Chang has gained valuable experience as a research assistant at Korea University’s Artificial Intelligence Laboratory since March 2020, working under the guidance of Prof. Dongsuk Yook. He has also served as a teaching assistant for undergraduate courses in Artificial Intelligence and Machine Learning, honing his teaching skills and sharing his knowledge with students. Additionally, he briefly worked in the Voice Generation Team at KT on a multi-modal project, where he contributed to advancements in voice conversion technologies, further solidifying his practical experience in the field.

Awards and Honors 🏆

Hyung-pil Chang has received recognition for his academic and research achievements, including publications in reputable journals such as MDPI Applied Sciences and IEEE Access. His contributions to voice conversion and speaker anonymization research have garnered attention in the field of speech processing. While specific awards are not listed, his active participation in conferences and collaboration on innovative projects highlight his commitment to excellence in research and development, positioning him as an emerging talent in artificial intelligence and deep learning.

Research Focus 🔬

Chang’s research centers on enhancing communication between people and machines, particularly in speech processing.

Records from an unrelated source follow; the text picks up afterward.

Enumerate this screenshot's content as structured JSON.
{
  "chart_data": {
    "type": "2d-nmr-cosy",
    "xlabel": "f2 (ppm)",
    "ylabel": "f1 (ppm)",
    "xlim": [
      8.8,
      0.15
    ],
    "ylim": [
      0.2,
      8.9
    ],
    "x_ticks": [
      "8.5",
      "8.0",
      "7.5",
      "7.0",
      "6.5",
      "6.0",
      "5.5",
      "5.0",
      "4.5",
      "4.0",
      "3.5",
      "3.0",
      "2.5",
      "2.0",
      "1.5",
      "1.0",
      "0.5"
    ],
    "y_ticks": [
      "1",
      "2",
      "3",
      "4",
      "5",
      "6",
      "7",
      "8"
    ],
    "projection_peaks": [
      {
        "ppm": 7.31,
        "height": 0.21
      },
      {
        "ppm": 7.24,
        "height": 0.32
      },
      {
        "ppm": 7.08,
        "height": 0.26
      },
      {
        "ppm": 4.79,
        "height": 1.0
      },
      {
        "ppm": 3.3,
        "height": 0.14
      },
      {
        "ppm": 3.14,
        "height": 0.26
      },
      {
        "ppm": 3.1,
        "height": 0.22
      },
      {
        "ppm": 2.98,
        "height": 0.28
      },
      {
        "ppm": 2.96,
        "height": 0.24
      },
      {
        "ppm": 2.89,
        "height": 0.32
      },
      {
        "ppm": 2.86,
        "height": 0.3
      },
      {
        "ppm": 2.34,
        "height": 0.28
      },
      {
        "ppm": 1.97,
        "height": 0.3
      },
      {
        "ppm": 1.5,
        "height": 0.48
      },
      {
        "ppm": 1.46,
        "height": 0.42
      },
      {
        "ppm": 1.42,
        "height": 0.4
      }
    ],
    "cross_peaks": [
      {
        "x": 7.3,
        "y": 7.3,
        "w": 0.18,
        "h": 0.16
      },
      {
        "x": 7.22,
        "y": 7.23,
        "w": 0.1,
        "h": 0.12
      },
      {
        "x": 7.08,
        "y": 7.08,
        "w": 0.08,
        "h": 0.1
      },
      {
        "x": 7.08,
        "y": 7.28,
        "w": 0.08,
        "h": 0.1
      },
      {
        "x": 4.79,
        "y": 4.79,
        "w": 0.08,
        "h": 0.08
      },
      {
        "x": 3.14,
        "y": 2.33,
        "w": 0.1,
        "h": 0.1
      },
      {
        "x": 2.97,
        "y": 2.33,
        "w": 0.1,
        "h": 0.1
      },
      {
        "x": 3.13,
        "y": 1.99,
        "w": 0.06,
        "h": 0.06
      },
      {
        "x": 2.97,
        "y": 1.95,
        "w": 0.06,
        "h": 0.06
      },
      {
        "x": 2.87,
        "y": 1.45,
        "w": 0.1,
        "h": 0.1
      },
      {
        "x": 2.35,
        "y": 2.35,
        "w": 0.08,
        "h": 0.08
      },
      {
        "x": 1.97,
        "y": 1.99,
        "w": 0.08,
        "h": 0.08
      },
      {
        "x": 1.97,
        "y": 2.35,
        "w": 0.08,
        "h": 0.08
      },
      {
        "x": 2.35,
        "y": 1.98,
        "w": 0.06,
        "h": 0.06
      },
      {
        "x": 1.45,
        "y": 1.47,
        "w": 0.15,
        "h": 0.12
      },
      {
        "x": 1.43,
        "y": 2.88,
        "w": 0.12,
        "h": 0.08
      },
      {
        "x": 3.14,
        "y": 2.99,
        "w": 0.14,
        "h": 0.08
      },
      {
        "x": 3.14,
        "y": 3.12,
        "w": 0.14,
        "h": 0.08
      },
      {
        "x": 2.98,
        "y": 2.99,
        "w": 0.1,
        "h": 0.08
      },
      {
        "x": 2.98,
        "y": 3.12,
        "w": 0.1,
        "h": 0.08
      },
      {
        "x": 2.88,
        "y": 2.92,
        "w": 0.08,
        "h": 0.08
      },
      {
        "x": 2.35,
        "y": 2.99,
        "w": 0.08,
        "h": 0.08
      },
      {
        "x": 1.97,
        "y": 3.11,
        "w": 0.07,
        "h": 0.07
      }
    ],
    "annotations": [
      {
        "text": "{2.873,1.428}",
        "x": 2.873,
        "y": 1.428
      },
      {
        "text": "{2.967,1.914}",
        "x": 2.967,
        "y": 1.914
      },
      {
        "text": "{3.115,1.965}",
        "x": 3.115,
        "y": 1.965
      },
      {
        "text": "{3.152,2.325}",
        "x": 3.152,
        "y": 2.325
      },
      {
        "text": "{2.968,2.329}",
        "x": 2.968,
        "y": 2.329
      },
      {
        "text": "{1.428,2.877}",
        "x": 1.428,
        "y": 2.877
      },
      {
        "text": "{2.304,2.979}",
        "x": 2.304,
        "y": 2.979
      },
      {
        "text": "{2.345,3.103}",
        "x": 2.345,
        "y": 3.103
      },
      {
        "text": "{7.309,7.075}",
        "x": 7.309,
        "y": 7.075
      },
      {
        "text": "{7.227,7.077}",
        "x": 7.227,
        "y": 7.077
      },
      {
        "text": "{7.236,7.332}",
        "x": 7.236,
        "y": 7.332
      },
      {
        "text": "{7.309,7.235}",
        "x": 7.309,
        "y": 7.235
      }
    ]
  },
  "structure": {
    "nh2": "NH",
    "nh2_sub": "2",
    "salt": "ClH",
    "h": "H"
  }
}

He aims to improve speech recognition models using self-training techniques on large amounts of unlabeled data. His work also explores explainable AI and the development of a general-purpose domain agent capable of interacting with humans across various tasks, including vision and natural language processing. Key areas of focus include speech recognition, synthesis, voice conversion, and human-computer interaction, contributing to advancements in multi-modal language models.

📝 Conclusion

Hyung-pil Chang demonstrates strong potential as a leading researcher in deep learning and speech processing. His academic background, research contributions, and innovative spirit position him well for the Best Researcher Award. By focusing on collaboration, expanding his publication record, and engaging more with the broader community, he can enhance his impact even further. Given his current trajectory, he is well on his way to making significant contributions to his field and is a worthy candidate for recognition.

Publications Top Notes

  • Wav2wav: Wave-to-Wave Voice Conversion
    C Jeong, H Chang, IC Yoo, D Yook
    Applied Sciences, 2024, 14(10), 4251.

 

  • Zero-Shot Unseen Speaker Anonymization via Voice Conversion
    HP Chang, IC Yoo, C Jeong, D Yook
    IEEE Access, 2022, 10, 130190-130199.

 

  • CycleDiffusion: Voice Conversion Using Cycle-Consistent Diffusion Models
    D Yook, G Han, HP Chang, IC Yoo
    Applied Sciences, 2024, 14(20), 9595.